第6章 時をかけあう恋~呼び名~
「な、ななななな……なんで知ってるんですか!!?」
柱に隠れて覗いていただけなのに…!
門柱から道場までは少し離れているのに…!
そんなに長い時間居てなかったのに…!
そう思ったことが、全部顔に出ていたのか、家康さんが呆れたようにため息をつく。
「……あのね…、気配も隠そうとしないで、あんなに駄々漏れ状態だったら、普通にわかるから……」
「うっ……!!」
家康さんの見事な指摘に何も言えない。
自分自身では上手く隠れていたつもりだったけど、相手はあの戦国武将の『徳川家康』
わからないわけがない………。
「………で。なんで道場に来てたわけ?帰り道、一本路地が違うでしょ?」
「あ、そ、それは………」
家康さんに、お使いの帰りに、たまたま竹刀同士の打ち合う音が聞こえたから、道場に寄った経緯を話す。

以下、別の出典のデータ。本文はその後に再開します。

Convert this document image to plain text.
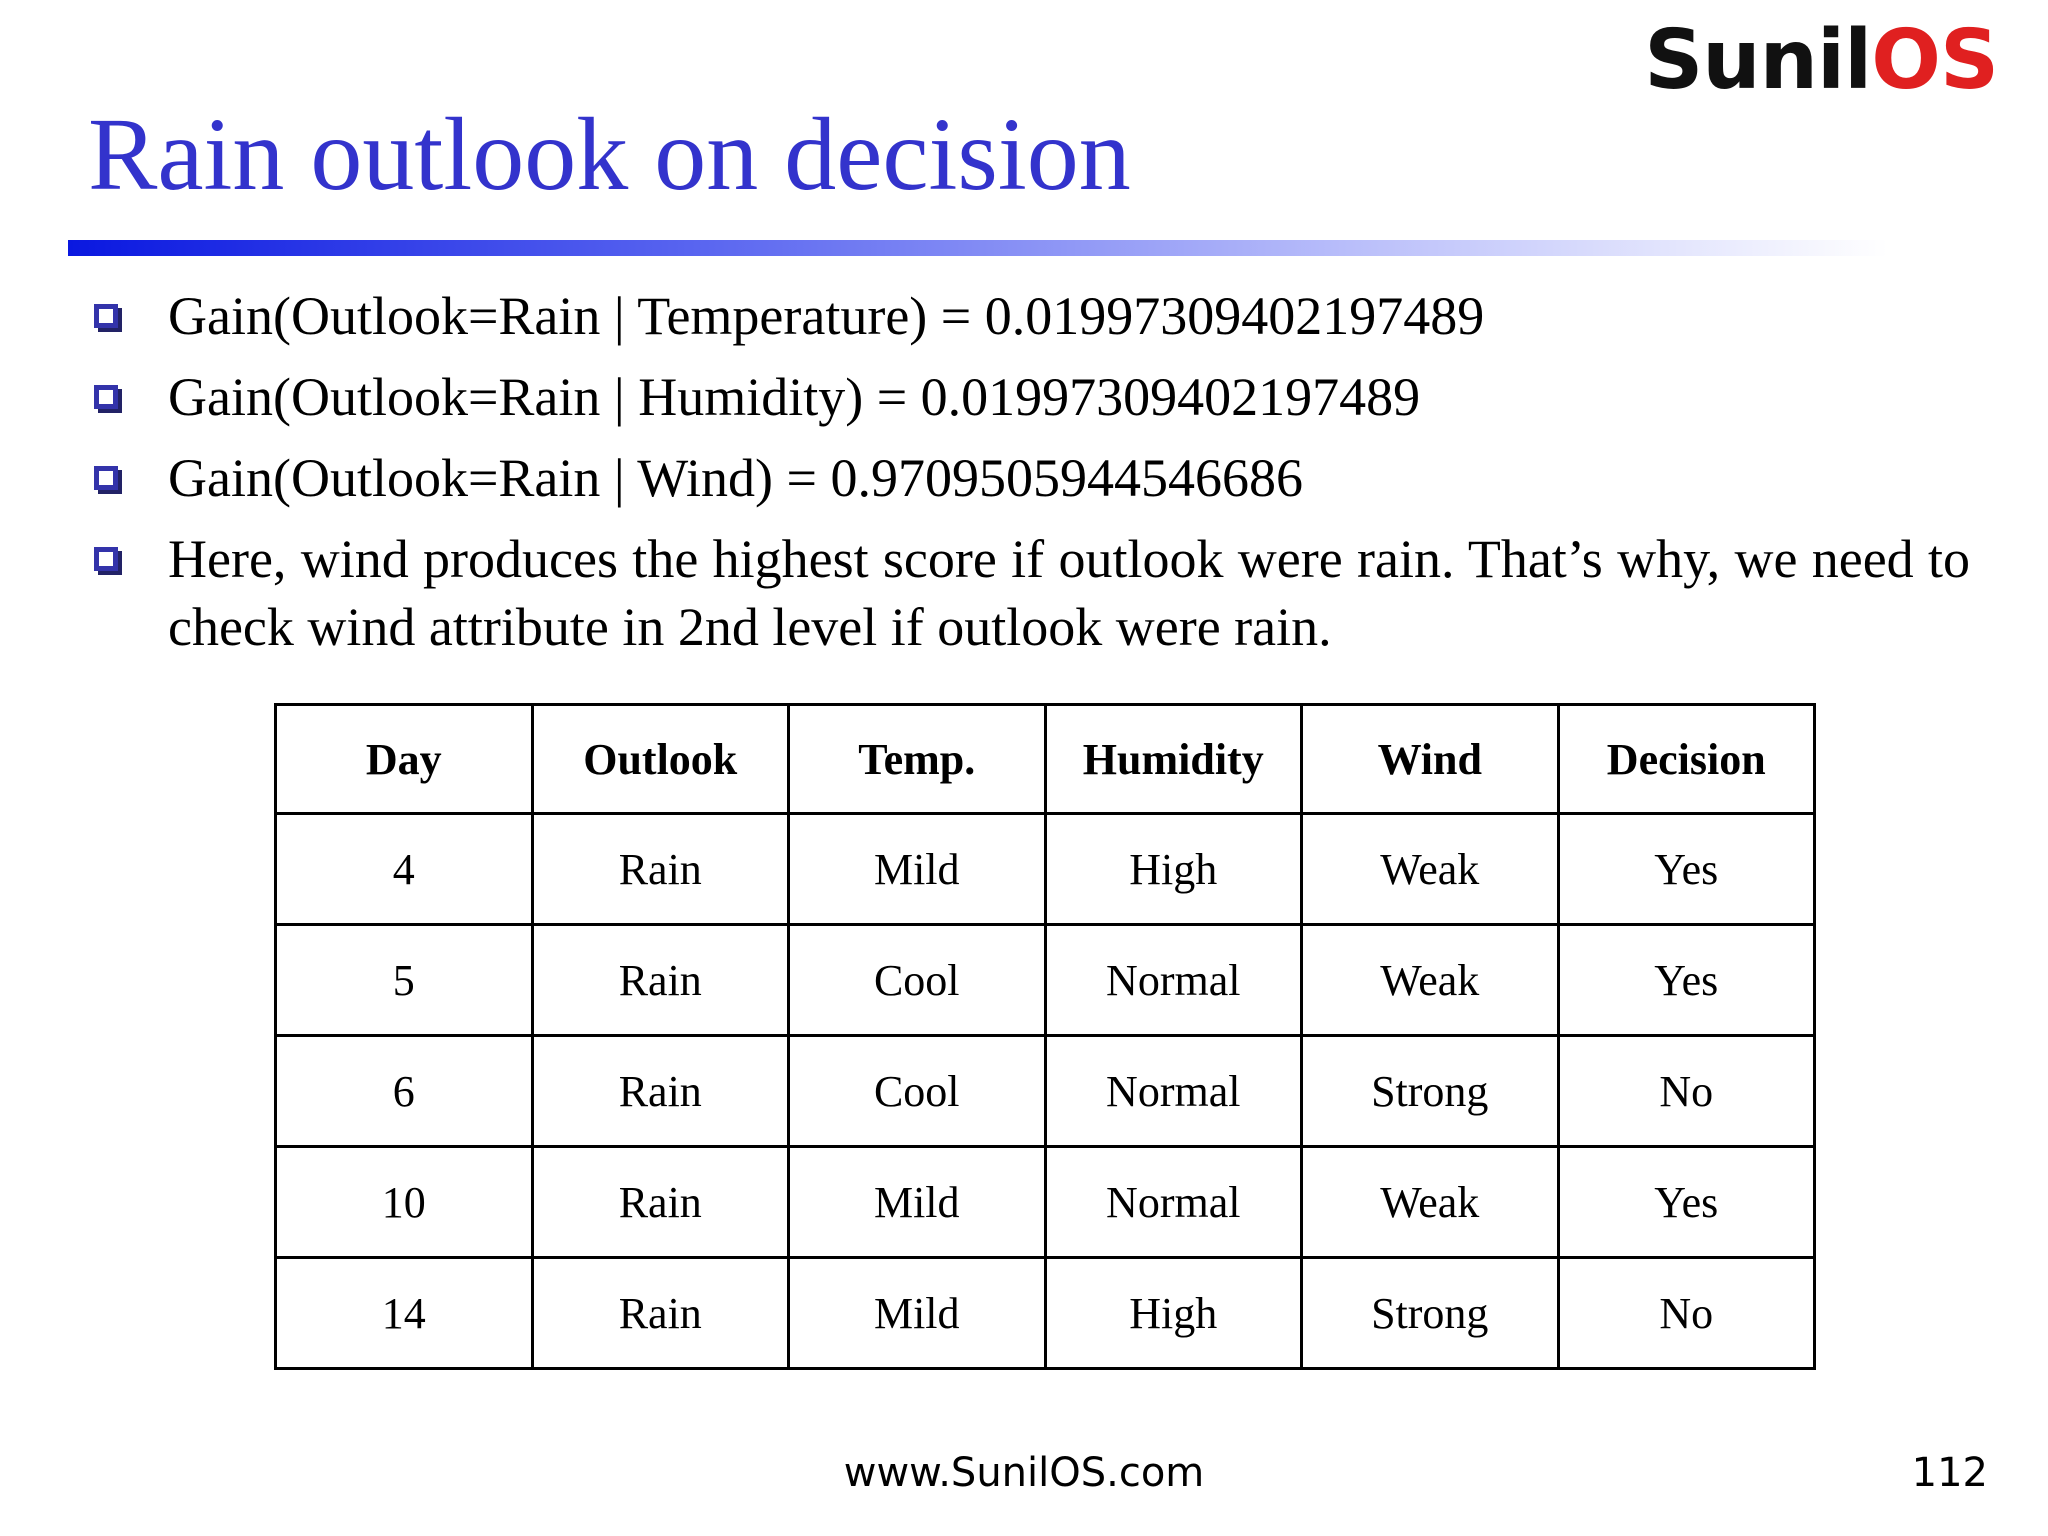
SunilOS
Rain outlook on decision
Gain(Outlook=Rain | Temperature) = 0.01997309402197489
Gain(Outlook=Rain | Humidity) = 0.01997309402197489
Gain(Outlook=Rain | Wind) = 0.9709505944546686
Here, wind produces the highest score if outlook were rain. That’s why, we need to check wind attribute in 2nd level if outlook were rain.
Day	Outlook	Temp.	Humidity	Wind	Decision
4	Rain	Mild	High	Weak	Yes
5	Rain	Cool	Normal	Weak	Yes
6	Rain	Cool	Normal	Strong	No
10	Rain	Mild	Normal	Weak	Yes
14	Rain	Mild	High	Strong	No
www.SunilOS.com	112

「……そういうこと…。それなら覗いてないで、声ぐらいかけたら。あんたは俺と一緒に見学に行ったんだし……」
「そ、そうですけど……でも、みんな一生懸命稽古してたから……邪魔出来ません……」
「まぁ、それもそうだけど、あんなに気配駄々漏れの方が、気になるんだけど………」
「……う……すみません………///」
そんなに分かりやすかったんだと思うと、自分のした行動がとてつもなく恥ずかしい……。